Автор книги: Людмила Зайко
Жанр:
Современная проза
сообщить о нарушении
Текущая страница: 1 (всего у книги 2 страниц)
Людмила Зайко
Полёты души
Герань
Женщина глянула на цветущий куст герани и улыбнулась. Улыбка была тёплой, светлой. Ишь, вымахал как, скоро в новый горшок пересаживать придётся, этот уже мал. Герань, действительно, вымахала. Куст был большим, с толстыми стеблями, сочными листьями и здоровущими шапками цветов нежно – розового цвета. Цветов было много, даже слишком. Женщина подошла к герани и заговорщически подмигнула ей.
– Ну, как живём? Не скучаешь? Ладно, ладно, успокойся, разволновалась…
Листики у герани как бы затрепетали, донесся лёгкий гераниевый запах. Конечно, на самом деле ни один листочек не шелохнулся, но женщина отчётливо ощутила их трепет и волнение.
Вспомнился такой же день, почти год назад…
В двухкомнатной квартире – генеральная уборка. Выметается накопившаяся в углах пыль, выбрасываются старые, ненужные вещи, вытряхиваются паласы и коврики, на кухне что-то усиленно кипит, одним словом – приличный тарарам. Женщина наскоро плеснула на цветок воды и вдруг, на мгновение, задержавшись, увидела его будто в первый раз, по– новому. Странно, а почему он такой хилый? Поливается почти регулярно и стоит в нормальном месте, и вообще, как он к ней попал? Ах, да, сын принес из школы маленький отросточек – учительница дала задание вырастить его. Учительницы давно уже нет, в другой школе работает, а цветок – вот он, растёт, да только что-то неважно растёт: не цветёт, а пора бы.
Цветы женщина не разводила. Нет, не потому, что не любила, а просто ей вечно было некогда, да и расставлять негде – подоконники слишком узки…
Она дотронулась рукой до стебля, и тут же донёсся резкий запах, как будто кого-то внезапно ударили и он закричал.

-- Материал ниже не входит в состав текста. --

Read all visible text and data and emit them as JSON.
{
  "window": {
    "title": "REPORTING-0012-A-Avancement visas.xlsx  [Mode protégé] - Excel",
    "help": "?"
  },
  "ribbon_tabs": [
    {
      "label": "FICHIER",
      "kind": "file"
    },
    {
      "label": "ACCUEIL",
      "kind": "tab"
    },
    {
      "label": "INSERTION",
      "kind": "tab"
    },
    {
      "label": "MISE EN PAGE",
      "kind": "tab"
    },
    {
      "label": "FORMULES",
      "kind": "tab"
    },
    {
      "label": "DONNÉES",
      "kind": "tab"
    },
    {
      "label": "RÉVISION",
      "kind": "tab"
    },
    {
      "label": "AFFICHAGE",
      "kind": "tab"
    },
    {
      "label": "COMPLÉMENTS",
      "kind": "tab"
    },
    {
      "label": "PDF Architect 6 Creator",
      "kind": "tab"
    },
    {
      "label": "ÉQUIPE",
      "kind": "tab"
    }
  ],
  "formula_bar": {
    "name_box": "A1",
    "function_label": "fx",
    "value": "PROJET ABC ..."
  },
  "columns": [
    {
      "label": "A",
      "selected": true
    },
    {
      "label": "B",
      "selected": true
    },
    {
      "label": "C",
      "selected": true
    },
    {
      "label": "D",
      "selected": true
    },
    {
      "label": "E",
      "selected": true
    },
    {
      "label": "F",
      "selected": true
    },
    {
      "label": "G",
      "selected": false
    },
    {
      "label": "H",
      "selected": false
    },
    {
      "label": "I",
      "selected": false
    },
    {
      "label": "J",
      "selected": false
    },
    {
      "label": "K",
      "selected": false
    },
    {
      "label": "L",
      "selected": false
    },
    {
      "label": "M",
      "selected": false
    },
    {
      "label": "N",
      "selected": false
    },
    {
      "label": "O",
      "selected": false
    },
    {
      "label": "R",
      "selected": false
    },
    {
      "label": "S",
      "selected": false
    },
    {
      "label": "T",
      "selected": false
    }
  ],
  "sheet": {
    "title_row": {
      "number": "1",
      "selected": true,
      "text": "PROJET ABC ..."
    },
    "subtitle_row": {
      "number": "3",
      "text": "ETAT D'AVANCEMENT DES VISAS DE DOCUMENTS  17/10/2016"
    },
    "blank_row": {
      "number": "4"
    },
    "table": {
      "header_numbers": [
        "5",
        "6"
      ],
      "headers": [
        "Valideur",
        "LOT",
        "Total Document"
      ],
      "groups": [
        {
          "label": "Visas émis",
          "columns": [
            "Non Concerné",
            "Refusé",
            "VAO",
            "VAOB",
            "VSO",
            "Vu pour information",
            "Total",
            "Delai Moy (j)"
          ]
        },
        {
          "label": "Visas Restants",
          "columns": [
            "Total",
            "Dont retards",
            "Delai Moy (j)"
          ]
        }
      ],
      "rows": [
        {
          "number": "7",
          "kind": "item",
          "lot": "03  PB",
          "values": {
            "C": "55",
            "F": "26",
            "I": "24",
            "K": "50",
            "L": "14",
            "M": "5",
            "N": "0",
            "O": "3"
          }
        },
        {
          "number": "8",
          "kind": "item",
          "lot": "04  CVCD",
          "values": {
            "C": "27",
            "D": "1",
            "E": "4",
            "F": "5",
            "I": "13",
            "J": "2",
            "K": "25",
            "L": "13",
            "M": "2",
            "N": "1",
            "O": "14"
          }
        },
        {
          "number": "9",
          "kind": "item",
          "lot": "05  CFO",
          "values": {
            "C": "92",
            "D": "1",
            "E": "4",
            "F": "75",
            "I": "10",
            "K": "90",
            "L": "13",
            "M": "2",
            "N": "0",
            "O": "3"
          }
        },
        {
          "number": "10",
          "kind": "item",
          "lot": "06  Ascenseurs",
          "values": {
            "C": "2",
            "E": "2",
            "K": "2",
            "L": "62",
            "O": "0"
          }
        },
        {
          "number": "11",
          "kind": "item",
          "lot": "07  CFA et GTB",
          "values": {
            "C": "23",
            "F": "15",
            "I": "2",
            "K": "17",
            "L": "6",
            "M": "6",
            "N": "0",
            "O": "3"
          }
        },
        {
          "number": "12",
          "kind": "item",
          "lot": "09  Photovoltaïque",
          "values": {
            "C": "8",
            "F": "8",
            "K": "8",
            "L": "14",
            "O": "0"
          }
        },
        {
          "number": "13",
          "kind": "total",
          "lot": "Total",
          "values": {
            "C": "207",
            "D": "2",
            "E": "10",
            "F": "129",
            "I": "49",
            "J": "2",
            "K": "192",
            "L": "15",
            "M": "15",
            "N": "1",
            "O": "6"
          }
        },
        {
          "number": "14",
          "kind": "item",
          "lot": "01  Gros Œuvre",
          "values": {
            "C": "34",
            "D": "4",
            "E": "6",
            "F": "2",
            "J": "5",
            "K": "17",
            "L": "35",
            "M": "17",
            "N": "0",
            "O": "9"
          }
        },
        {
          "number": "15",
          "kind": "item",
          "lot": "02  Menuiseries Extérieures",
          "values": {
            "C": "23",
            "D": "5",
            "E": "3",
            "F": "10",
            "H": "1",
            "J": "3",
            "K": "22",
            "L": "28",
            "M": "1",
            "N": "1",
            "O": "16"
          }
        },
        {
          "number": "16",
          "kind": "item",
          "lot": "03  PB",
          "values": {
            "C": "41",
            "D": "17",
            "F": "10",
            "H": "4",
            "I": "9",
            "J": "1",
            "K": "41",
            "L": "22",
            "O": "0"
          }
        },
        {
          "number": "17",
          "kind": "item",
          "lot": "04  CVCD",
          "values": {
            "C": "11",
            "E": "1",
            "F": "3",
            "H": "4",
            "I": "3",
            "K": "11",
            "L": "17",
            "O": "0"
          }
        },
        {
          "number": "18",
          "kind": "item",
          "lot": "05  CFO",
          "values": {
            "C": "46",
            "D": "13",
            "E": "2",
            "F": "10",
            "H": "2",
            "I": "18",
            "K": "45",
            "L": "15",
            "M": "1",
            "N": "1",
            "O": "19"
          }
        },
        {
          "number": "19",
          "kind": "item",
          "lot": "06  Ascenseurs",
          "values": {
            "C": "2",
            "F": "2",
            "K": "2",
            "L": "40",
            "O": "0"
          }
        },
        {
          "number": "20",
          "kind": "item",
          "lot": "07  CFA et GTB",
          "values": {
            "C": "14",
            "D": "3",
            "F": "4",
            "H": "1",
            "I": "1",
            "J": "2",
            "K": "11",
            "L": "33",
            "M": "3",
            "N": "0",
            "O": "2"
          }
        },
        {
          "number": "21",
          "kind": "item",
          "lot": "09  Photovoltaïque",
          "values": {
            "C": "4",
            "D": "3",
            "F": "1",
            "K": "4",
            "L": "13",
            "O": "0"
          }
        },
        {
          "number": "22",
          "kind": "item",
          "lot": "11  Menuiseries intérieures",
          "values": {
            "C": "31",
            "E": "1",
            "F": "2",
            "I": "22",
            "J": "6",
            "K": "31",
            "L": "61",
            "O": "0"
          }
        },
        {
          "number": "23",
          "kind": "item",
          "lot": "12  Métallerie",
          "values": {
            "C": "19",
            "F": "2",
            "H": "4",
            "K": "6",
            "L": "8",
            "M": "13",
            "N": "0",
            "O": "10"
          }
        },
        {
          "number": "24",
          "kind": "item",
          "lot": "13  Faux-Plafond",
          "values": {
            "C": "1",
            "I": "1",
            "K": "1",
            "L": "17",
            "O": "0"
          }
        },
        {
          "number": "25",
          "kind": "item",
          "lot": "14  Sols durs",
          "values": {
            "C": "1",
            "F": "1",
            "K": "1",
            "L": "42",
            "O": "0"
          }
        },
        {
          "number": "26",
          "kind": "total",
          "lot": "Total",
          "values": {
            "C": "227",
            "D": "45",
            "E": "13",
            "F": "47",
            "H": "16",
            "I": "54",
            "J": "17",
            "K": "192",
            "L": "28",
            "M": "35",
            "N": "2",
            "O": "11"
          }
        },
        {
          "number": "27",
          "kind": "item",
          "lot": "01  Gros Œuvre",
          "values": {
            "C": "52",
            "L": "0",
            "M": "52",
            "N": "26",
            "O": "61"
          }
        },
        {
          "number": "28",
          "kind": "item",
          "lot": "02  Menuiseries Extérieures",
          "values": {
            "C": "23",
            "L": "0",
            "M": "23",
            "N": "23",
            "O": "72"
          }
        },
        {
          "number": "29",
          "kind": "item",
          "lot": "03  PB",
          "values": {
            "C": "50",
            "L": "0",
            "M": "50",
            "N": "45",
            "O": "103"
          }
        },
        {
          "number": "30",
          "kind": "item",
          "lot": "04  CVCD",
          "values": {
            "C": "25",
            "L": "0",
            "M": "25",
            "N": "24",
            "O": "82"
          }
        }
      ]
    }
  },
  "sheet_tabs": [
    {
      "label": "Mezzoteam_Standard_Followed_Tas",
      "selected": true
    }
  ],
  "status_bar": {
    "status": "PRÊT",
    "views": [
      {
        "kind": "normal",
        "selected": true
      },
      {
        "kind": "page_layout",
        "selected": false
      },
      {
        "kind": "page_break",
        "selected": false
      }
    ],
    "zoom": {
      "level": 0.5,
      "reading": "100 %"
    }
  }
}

Непонятно откуда нахлынуло острое чувство жалости. Это чувство добралось до самого сердца и сжало его. Да я просто мучаю растение – мелькнуло в голове. Она взяла цветок и поднесла к самому лицу.
– Прости меня, миленький, прости! Какая тебе никудышная хозяйка досталась: я даже поливать иногда забываю, совсем не замечаю тебя. Наверное, поэтому и не цветёшь…
Да, это была странная картина: посреди комнаты, среди домашнего хаоса, стояла женщина, держа в руках горшок с кустом герани, целовала его листочки, плакала, причитала, просила прощения… И всё было так искренне, будто её огромное человеческое одиночество, услышав одиночество маленького, беспомощного цветка, потянулось к нему с чувством вины и раскаяния, будто освобождалась женщина от всей накопившейся боли и горечи…
Через неделю у герани появились первые бутоны, а затем и цветы.
Что уж тут о людях говорить, если даже простая герань не могла расцвести без внимания и любви.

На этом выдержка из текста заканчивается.